Bills similar to those that died in the last Congress have been reintroduced in the current one. In January, senators introduced S. 352, which addresses camera usage in district and appellate courts, and S. 344, which is identical to the bill in the 109th Congress regarding the televising of Supreme Court proceedings.

Judiciary Committee staffers predicted that they will be reintroduced in the House as well.

Whether the legislation has a stronger chance of becoming law with the Democrats in power is an open question.

Allowing cameras in the courts is, for the most part, a nonpartisan issue.

“It’s not really a liberal/conservative issue,” said Tony Mauro, a reporter for Legal Times. “The fact that we have an ascendancy of Democrats doesn’t mean it will fare better.”

As a general rule, Democrats are more likely than Republicans to support legislation that leads to greater openness and transparency in government, including electronic coverage of courts.

Under the Democrats, Sen. Patrick Leahy (D-Vt.) and Rep. John Conyers (D-Mich.), will be the new chairmen of the Judiciary Committees. In the past, both have supported permitting cameras in the courts.

But members on both sides of the aisle supported and opposed the bills.

For example, while Sensenbrenner opposed the legislation, his counterpart in the Senate, Sen. Arlen Specter (R-Pa.), supported it.

And in the 110th Congress, both Republican and Democratic senators are co-sponsoring the cameras in courts legislation.

Some assert that it is inappropriate for Congress to be legislating in this area, arguing that the legislative branch should defer to the judiciary on this issue.

The legislation regarding the lower courts was less controversial in this regard, since it merely permitted, rather than required, judges to allow cameras.

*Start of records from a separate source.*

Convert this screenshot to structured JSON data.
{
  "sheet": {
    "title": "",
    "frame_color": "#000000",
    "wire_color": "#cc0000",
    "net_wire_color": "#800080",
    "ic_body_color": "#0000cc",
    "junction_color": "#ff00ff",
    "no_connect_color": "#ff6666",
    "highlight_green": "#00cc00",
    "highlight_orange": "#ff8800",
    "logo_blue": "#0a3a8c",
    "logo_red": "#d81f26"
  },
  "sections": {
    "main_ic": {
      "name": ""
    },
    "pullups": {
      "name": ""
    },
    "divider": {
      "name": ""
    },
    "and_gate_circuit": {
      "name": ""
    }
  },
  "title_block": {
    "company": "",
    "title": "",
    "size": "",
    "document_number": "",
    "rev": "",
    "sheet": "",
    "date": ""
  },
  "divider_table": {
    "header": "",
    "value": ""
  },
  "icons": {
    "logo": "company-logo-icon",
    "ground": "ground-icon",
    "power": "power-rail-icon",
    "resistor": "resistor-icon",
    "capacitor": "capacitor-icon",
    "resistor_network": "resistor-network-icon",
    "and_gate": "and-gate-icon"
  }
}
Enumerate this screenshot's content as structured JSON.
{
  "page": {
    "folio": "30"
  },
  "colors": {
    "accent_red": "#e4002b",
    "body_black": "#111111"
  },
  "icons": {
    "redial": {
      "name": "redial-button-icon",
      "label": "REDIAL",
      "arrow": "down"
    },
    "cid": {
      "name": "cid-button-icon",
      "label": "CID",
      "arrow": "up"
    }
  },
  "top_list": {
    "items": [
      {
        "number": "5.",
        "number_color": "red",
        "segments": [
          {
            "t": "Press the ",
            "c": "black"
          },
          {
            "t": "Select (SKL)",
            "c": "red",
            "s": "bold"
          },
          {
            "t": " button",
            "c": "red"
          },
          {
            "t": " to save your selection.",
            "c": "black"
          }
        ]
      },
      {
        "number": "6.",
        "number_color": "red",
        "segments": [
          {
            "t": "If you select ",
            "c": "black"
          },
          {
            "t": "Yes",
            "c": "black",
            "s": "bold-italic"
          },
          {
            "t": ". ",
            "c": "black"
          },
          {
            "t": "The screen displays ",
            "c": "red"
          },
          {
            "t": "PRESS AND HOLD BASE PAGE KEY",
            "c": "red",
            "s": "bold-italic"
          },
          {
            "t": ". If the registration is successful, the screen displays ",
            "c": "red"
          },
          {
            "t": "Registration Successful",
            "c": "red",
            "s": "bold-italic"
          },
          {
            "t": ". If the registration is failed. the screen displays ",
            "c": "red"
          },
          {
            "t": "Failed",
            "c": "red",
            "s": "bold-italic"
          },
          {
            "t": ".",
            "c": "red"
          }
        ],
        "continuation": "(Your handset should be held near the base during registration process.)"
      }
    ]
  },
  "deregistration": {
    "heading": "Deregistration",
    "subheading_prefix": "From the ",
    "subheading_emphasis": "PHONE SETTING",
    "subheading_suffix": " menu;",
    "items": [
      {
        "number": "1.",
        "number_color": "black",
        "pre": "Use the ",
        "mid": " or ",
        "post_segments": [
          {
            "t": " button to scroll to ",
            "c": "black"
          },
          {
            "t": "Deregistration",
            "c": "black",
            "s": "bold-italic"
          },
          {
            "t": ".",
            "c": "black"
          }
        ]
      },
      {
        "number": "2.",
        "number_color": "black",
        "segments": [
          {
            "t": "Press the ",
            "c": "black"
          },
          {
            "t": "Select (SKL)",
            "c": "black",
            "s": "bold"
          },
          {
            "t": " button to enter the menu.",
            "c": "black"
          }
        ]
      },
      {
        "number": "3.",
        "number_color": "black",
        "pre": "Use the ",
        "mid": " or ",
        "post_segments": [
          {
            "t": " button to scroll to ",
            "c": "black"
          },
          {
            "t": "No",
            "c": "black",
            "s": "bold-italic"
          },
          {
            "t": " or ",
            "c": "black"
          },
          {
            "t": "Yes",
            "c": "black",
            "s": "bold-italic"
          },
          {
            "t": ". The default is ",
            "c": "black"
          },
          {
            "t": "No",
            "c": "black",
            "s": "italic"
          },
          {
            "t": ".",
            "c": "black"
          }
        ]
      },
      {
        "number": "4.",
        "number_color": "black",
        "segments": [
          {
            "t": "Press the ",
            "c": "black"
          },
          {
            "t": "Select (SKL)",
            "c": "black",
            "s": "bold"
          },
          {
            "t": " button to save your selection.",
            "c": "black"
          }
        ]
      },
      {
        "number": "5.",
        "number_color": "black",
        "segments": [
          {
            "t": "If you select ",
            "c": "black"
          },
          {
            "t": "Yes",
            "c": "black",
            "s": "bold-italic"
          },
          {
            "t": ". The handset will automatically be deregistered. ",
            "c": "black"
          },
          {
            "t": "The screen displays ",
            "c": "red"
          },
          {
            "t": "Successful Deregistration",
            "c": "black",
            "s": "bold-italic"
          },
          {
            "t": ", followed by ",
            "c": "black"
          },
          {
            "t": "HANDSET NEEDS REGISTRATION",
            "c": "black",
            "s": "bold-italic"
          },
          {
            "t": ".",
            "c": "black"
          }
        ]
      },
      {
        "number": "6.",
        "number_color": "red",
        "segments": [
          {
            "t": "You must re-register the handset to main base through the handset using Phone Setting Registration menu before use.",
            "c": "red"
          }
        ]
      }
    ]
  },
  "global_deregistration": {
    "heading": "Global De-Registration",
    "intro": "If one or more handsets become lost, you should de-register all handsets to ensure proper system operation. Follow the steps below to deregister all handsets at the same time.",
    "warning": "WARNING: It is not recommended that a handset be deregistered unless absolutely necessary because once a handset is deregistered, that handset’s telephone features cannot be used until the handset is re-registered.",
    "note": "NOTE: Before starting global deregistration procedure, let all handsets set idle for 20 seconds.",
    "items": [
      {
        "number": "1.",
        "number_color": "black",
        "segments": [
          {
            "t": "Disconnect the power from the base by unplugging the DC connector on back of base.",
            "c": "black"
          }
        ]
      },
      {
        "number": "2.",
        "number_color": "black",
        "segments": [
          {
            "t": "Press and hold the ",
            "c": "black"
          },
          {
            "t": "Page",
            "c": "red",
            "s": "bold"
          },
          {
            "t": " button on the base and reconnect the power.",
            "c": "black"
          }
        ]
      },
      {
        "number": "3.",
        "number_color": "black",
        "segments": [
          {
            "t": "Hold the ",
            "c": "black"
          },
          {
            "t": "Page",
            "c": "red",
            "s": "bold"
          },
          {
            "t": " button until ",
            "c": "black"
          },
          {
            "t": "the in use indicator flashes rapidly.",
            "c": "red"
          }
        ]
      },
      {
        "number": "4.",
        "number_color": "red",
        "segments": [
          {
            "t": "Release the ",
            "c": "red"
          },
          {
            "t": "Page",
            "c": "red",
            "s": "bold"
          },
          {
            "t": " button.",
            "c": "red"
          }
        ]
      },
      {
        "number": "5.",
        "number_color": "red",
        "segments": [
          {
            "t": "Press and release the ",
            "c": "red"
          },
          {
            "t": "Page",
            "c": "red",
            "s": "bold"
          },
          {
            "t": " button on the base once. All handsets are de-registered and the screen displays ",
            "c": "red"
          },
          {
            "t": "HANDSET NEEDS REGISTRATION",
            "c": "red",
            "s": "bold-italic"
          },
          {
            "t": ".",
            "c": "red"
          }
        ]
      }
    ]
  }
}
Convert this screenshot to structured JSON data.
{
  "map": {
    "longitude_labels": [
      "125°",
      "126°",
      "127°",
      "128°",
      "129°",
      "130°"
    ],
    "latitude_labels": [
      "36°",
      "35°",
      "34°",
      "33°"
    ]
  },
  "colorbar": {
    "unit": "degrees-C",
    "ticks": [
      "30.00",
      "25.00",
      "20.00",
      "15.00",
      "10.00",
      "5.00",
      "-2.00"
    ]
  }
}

But the legislation regarding the Supreme Court required the justices to permit cameras except when a majority of the justices agreed that it would violate the due process rights of one or more of the parties before the court.

In the spring of 2006, Supreme Court Justice Anthony Kennedy spoke out against legislation requiring the Supreme Court to televise its proceedings.

“Mandating direct televised proceedings would be inconsistent with the deference and etiquette that should apply between the branches,” Kennedy said at the court’s annual congressional budget hearing. “We feel very strongly that this matter should be left to the courts.”

In a later hearing, Specter countered those arguments, saying: “The Congress makes the determination as to how many justices there are on the court. The Congress makes a determination of what is a quorum for the court. The Congress makes the determination for when the court will begin its session on the first Monday in October. The Congress has imposed time limits for the Supreme Court. And by analogy to those lines, I think it is fair for the Congress to legislate in this field.”

Specter added: “Obviously, if the Supreme Court decides as a matter of separation of powers that it is not a congressional prerogative, we will not petition for a rehearing. That would be the judicial decision, which we respect since Marbury v. Madison.”

Specter was referring to the landmark 1803 case in which the Supreme Court found that the court has the power to invalidate any law that, in the court’s opinion, violates the Constitution.

In the last Congress, Mauro said it seemed like there “was a good window of opportunity that the legislation would pass, but that window may have closed.”

The momentum to pass the bills, which may have been bolstered by the Supreme Court confirmation hearings, seems to have evaporated, Mauro said.

Whether the momentum will rebuild has yet to be seen, experts say. Legislation regarding cameras in the courts is unlikely to be a high priority in this Congress. The Judiciary Committees will most likely focus on more hot-button issues, such as the treatment of suspected terrorists who are being detained.